History and images have been compiled from various sources including, among others, the 1987 National Register of Historic Places, Stack & Beasley's 1902 Sketches of Monroe and Union County, Union County Public Library (Patricia Poland, Genealogy & Local History Librarian), the Heritage Room Photo Collection, North Carolina Map Collection, Rootsweb - An Ancestry.com Community and Ancestry.com family histories.

Victor C. Redwine House and Redwine Family

V.C. Redwine House circa 1880
700 South Hayne Street


"The 1882 Gray's Map of Monroe indicates that a house was already standing on this location when V.C. Redwine bought a 166 X 180 foot lot in 1885 from Robert H. Blakeney of Chesterfield County, South Carolina. A one-story frame house with full-facade porch and rear ell appears on the 1914 Sanborn Map, but by 1922, when Redwine was listed in the City Directory as a grocer, the house had been raised to two stories The crossetted entrance surround with three-part transom and sidelights probably reflects the earlier house. The house as it has been for approximately seventy years is a two-story, double-pile, center-hall plan cube topped by a pyramdial roof. 

"A one-story porch with Ionic columns spans the three-bay facade, continuing to a porte cochere on the north elevation and an enclosed portion on the south elevation (the latter has modern window sash).
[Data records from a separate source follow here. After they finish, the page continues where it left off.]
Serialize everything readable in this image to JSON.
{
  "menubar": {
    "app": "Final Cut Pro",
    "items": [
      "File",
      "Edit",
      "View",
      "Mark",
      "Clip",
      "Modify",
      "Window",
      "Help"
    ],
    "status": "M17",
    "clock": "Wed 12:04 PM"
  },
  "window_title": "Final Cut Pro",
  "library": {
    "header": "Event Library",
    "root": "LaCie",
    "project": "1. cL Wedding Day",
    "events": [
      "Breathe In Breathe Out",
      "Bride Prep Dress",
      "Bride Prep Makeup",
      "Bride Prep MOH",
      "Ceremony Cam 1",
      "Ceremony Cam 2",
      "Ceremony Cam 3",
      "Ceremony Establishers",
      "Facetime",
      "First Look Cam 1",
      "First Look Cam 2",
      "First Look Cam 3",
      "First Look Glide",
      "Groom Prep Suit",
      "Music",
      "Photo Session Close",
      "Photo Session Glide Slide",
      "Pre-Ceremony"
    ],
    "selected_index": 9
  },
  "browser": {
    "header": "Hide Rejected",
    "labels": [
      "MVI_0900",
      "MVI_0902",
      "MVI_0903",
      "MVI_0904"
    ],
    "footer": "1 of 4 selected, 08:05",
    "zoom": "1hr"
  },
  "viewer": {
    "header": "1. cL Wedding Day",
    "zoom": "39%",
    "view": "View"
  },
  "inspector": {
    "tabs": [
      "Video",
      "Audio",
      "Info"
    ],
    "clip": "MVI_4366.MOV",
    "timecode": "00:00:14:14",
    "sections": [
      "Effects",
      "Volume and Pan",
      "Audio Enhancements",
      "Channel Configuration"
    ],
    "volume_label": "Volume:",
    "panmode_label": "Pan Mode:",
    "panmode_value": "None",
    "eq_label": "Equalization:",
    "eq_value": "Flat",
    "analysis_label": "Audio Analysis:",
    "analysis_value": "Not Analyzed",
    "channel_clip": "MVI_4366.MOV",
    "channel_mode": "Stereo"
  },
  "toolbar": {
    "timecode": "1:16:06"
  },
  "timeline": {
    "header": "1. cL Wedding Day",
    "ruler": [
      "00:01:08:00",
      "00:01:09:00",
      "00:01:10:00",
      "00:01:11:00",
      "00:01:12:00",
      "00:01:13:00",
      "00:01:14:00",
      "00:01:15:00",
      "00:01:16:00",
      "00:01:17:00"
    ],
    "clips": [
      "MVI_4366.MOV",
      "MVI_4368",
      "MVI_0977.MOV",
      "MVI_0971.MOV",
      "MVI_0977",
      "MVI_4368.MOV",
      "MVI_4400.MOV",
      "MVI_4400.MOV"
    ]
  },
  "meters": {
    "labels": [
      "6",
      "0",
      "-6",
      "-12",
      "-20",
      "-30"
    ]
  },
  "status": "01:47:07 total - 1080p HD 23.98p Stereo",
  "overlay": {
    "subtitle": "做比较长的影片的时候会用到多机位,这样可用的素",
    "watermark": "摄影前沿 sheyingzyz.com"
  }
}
The central entrance has sidelights and a three-part transom in a shouldered architrave surround with brackets. Windows have one over one sash, and tall corbelled-cap chimneys are in interior and interior end locations." (NR)

Dr. T.W. Redwine 1827-1899

Victor Clinton Redwine (1853-1922) was born in Sandy Ridge Township, Union County, NC, the son of Thomas W. Redwine (1827-1899) and Mary Jane Clark, married in Union County in 1849. Thomas was the son of William Redwine (1805-1840) and Mary Cox (1805-1869). William’s father Jacob was the son of John Redwine (1756-1820) who was born in Pennsylvania. John’s father, Frederick “Lewis” Redwine, was born in Germany in 1699.

Annie Price married Victor Clinton Redwine on October 21, 1875. Their children were: Edith (1877-1939), Ruth (1881-1956), Thomas (1883-1928), John (1885-1907), Mary (1888-1966) and Anne (1891-1978).

Article on Victor’s father - Dr. Thomas W. Redwine
 

“Among the honored citizens of Union County, none stand higher than Dr. T.W. Redwine. Born in Davidson County, N.C., April 18th, 1827, he attended the best schools afforded by that county. He read medicine at Mt. Pleasant, N.C., under Drs. Smith and Stedman. He located at Samuel Howie’s, in the western part of the county, and began the practice of medicine in September 1846, and was in active practice for 53 years. When the war broke out, he volunteered and went to the front. In September 1861, he was elected captain of Company F, 35the Regiment. He was a member of the Constitutional Convention of 1875 and represented Union with great credit to himself and his constituents. 

"In 1880 he was elected president of the Union County Medical Society. In 1848 he married Miss Mary A. Clark and they were blessed with several children, one of them being Mr. R.B. Redwine, of the Monroe bar. Dr. Redwine is a quiet, unassuming gentleman of the old school and his aim in life has been to make an honorable and useful physician and a good citizen. In that aim his every aspiration has been realized. In his declining years he has the conscious knowledge of a life well spent, and that he possesses the love and esteem of his neighbors.” (Stack & Beasley 1902)

Victor’s brother, Judge Robert Burwell Redwine (1860-1938) married Sarah Wall McAlister on April 17, 1895. The R.B. Redwine House 1908 is located in the Waxhaw-Weddington Roads Historic District. By 1920 R.B. Redwine and his large family were living in Monroe.